Paths of Objects in GR: Acceleration vs Constant Velocity

[Swapnil]

In words, how would a path of an object moving in a straight line with a constant velocity differ from the path of an accelerating object moving in a straight line according to Einstein's picture of curved space-time?

 

[lightarrow]

If you already know that the object moves in a straight line in both cases, then...it moves in a straight line in both cases! The path is the same!

However, concerning space-time's shape around the object, I think it's not even bent, if the acceleration is constant, but it's only an intuitive idea I have in this moment; I really would like to know something more about it, because I don't have, practically, any knowledge of general relativity.

 

[selfAdjoint]

In words, how would a path of an object moving in a straight line with a constant velocity differ from the path of an accelerating object moving in a straight line according to Einstein's picture of curved space-time?

A unaccelerated body would fillow a geodesic (no literally straight lines in a curved geometry!) The path would look locally straight in three dimensions and it would also be linear in time.

An accelerated body's path would not be a geodesic; although it might look the same in three dimensions, it would bend in the time direction.

 

[Severian]

no[t] literally straight lines in a curved geometry!

Isn't a geodesic the definition of a straight line in a curved geometry?

 

[HallsofIvy]

No. A straight line is a geodesic in geometries that admit them but, in general, a geodesic in not a straight line. You may be thinking that geodesics have the properties of straight lines (shortest distance between two points) and some people do use the terms "straight line" for a general geodesic but, in my opinion, that's an unfortunate abuse of terminology.

 

[Swapnil]

A unaccelerated body would fillow a geodesic (no literally straight lines in a curved geometry!) The path would look locally straight in three dimensions and it would also be linear in time.

An accelerated body's path would not be a geodesic; although it might look the same in three dimensions, it would bend in the time direction.

I see, but I don't "see." Is there a more visual way to see the difference between the paths of the two objects. Maybe by an analogy or something...

 

[pervect]

If you follow your nose, without turning your head, you are following a geodesic path.
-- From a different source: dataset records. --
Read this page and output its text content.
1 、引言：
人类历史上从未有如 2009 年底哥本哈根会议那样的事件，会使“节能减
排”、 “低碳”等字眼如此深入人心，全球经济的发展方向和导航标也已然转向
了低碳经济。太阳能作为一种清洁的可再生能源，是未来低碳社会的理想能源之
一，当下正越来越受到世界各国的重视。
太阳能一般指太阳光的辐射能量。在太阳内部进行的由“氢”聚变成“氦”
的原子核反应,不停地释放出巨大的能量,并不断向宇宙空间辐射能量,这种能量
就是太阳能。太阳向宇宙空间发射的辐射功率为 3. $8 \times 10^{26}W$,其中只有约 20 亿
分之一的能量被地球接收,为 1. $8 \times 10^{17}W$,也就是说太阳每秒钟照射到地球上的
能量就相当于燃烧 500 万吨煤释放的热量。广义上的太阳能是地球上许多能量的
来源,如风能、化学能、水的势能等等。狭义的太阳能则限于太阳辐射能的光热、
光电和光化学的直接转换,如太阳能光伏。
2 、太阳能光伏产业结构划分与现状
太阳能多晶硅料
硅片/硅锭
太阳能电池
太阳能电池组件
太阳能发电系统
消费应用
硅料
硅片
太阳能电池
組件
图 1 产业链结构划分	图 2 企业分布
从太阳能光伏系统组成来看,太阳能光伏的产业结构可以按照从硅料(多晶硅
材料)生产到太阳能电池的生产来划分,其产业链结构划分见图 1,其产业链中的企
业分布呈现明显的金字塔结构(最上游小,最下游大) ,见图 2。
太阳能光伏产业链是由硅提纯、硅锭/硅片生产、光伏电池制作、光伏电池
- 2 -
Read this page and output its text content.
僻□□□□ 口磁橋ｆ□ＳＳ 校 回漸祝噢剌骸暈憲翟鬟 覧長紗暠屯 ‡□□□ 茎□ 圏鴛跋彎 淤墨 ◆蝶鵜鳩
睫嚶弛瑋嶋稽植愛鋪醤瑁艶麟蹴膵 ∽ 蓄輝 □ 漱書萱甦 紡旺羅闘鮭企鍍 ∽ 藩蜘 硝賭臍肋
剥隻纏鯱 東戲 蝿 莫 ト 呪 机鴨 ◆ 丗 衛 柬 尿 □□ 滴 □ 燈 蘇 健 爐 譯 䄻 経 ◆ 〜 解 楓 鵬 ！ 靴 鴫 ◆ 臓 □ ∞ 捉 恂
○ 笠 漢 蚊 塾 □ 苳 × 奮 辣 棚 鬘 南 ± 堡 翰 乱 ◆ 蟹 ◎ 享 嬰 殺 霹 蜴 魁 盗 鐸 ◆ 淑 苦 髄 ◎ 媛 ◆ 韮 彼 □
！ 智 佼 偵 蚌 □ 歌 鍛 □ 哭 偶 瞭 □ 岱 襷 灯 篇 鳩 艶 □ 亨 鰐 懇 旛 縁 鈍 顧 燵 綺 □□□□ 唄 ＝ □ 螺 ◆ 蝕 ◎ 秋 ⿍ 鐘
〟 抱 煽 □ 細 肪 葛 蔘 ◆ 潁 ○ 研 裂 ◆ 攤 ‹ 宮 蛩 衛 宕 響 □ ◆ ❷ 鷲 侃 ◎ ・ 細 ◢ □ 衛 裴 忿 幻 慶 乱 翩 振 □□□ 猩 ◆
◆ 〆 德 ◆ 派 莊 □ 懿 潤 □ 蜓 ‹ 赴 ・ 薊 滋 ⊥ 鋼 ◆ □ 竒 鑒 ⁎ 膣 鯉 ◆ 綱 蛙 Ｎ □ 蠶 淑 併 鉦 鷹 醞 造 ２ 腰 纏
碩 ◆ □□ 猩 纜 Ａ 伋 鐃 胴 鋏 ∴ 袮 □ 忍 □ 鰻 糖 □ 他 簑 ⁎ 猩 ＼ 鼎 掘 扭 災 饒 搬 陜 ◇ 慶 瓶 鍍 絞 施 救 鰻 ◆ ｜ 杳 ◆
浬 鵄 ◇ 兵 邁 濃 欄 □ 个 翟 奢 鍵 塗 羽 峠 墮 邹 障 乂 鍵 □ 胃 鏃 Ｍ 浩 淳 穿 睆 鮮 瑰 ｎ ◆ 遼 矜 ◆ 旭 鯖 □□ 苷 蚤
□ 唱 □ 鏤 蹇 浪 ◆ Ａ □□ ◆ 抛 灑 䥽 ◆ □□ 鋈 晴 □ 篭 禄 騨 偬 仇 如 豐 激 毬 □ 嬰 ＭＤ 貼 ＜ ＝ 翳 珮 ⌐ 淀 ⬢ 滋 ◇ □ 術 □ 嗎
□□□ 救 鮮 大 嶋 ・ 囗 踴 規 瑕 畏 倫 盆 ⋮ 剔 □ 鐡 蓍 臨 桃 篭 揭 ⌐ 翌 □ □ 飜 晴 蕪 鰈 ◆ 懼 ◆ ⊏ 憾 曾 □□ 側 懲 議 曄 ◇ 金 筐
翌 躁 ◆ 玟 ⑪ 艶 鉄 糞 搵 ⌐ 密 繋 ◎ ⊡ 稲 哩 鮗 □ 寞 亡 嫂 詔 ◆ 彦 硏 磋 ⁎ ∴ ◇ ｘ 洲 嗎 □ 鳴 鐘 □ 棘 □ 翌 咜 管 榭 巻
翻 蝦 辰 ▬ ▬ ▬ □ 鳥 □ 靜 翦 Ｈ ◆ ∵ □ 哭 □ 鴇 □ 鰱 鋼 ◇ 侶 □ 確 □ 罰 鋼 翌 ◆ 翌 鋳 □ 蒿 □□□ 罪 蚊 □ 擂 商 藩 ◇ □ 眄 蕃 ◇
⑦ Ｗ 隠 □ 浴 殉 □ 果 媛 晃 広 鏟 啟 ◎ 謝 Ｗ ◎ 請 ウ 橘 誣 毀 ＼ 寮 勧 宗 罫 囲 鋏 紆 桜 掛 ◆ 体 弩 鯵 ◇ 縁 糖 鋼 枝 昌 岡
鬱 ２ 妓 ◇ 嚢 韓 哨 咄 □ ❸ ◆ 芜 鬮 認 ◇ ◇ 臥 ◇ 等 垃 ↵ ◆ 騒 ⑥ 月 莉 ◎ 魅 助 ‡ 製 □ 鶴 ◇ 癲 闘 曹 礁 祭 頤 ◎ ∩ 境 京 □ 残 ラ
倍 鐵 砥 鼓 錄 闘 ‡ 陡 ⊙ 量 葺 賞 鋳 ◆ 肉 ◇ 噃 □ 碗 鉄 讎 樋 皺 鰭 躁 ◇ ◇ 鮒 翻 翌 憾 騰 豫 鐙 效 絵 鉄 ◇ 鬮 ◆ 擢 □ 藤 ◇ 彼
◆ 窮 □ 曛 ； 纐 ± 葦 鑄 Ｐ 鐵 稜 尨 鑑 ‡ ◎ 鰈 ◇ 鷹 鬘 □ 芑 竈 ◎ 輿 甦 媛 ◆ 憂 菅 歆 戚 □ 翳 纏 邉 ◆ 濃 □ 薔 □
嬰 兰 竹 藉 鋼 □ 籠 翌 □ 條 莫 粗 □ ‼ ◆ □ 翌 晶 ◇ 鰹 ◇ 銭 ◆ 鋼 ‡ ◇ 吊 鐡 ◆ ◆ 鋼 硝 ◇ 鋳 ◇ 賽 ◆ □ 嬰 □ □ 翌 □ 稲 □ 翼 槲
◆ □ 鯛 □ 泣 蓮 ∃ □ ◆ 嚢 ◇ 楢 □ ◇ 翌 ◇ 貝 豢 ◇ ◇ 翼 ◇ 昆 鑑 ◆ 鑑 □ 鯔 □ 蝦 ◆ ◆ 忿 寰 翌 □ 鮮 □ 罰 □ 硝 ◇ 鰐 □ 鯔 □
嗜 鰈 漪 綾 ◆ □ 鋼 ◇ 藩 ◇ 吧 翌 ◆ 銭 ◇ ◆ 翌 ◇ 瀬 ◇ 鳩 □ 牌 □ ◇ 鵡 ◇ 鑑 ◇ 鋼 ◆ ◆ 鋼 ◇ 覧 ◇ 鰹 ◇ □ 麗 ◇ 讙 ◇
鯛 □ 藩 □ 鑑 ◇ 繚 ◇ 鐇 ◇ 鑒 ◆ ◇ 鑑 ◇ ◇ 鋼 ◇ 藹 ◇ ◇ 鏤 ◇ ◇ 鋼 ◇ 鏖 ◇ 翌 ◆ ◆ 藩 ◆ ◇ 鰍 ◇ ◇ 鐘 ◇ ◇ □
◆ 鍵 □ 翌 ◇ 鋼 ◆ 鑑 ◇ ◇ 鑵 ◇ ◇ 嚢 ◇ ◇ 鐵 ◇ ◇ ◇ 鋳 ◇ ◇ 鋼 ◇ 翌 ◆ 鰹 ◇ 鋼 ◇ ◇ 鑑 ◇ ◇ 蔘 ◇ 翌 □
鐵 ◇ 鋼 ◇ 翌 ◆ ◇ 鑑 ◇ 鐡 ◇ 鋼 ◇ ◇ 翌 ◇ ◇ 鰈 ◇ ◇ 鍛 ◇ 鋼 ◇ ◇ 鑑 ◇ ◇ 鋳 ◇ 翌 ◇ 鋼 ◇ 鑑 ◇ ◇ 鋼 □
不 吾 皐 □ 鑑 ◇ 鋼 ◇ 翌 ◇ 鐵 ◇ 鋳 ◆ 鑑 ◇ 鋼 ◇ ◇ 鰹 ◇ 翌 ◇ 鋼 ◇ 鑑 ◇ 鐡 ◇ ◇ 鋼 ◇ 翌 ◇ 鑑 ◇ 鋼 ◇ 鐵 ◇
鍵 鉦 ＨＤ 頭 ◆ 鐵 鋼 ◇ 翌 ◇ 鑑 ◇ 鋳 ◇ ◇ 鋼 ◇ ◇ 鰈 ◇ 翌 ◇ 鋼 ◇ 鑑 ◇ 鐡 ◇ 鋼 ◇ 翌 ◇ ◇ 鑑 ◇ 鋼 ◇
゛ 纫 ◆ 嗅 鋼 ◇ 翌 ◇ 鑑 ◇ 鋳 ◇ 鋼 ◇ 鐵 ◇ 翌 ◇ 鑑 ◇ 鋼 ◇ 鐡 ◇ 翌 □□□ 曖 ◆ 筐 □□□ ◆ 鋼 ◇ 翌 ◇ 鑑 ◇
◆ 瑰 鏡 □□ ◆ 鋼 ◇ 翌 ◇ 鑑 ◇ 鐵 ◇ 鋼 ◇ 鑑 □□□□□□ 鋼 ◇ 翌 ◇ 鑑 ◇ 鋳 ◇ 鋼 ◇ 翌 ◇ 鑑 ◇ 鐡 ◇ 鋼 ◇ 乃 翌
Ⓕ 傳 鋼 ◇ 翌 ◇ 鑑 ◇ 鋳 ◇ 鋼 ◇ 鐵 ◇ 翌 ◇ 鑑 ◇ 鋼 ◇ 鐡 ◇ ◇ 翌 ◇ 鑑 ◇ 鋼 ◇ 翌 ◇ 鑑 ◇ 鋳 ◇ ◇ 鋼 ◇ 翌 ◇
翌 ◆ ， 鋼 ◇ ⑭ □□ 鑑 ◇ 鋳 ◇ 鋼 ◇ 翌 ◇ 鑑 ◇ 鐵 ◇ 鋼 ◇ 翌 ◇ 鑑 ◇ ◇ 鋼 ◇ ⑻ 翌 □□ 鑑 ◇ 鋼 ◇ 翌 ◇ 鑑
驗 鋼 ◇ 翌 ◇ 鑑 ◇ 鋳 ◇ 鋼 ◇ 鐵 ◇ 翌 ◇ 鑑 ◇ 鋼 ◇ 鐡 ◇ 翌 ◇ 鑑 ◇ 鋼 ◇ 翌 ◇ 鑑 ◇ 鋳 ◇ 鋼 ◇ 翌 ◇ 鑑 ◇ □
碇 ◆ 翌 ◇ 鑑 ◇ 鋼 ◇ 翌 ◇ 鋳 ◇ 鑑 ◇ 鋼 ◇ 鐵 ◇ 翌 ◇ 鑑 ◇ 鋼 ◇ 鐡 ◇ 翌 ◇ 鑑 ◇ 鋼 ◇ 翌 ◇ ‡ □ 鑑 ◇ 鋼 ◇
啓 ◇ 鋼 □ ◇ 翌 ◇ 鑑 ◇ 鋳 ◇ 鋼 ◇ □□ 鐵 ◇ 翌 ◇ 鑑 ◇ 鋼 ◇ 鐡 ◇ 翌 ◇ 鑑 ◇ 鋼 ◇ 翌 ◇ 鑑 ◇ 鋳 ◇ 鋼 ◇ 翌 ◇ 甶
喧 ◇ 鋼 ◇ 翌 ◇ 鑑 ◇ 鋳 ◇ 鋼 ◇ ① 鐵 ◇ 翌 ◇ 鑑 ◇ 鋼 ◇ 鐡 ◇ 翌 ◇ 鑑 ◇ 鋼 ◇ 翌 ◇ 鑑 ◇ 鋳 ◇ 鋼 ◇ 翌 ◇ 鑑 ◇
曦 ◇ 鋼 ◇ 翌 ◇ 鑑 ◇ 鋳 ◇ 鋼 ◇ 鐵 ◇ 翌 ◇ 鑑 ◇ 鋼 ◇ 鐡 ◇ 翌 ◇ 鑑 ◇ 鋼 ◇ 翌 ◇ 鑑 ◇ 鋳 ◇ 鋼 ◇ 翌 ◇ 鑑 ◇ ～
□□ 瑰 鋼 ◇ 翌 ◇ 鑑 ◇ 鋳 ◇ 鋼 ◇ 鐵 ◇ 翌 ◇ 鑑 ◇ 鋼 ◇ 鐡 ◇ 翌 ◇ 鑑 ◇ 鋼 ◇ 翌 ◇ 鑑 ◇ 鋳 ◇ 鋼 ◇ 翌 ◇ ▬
This is a less technical way of saying that a geodesic curve "parallel transports" a vector (represented in this case by a line from the middle of your head to the tip of your nose) that is intitally tangent along a path (pointing in the direction that you are walking) so that it remains tangent along the path.

There are some more technical explanations in http://math.ucr.edu/home/baez/gr/outline2.html which explain this in more detail to make it more precise.

A geodesic also usually extremizes an action function - in the case of space-time, a geodesic extremizes proper time. This usually means that a geodesic path has a longer proper time than any neighboring path.

 

[selfAdjoint]

I see, but I don't "see." Is there a more visual way to see the difference between the paths of the two objects. Maybe by an analogy or something...

Well let's see. In order to simplify, let's drop the curvature stipulation and consider what happens in "flat" Minkowski spacetime; and to make it more visual, let's consider a reduced dimension picture in which the spatial part is only two- and not three-dimensional, and time is represented by the third dimension.

So consider an unaccelerated body moving from (0,0) to (4,3) in time 1 (using whatever compatible units you like). The distance, by Pythagoras in this 3-4-5 triangle in the plane is 5 units. and the 4-displacement by Minkowki is \sqrt{-t^2 + s^2} = \sqrt{-1 + 25} = 2\sqrt{6}, measured along a straight line in the t-x-y solid. The straightness is the spacetime geometric fact that corresponds to the dynamic fact of no acceleration.

Now suppose the body is accelerated along the same line with constant acceleration 2 (i.e. 2 space units per time unit squared). So in the same span of time 1 its speed will increase from the original 5 to 10, and in the t-s plane the equation of its path will be t^2 - 2s^2, a parabola. The curvature of the path in spacetime is the geometric fact that corresponds to the presence of an acceleration.

Does that help any?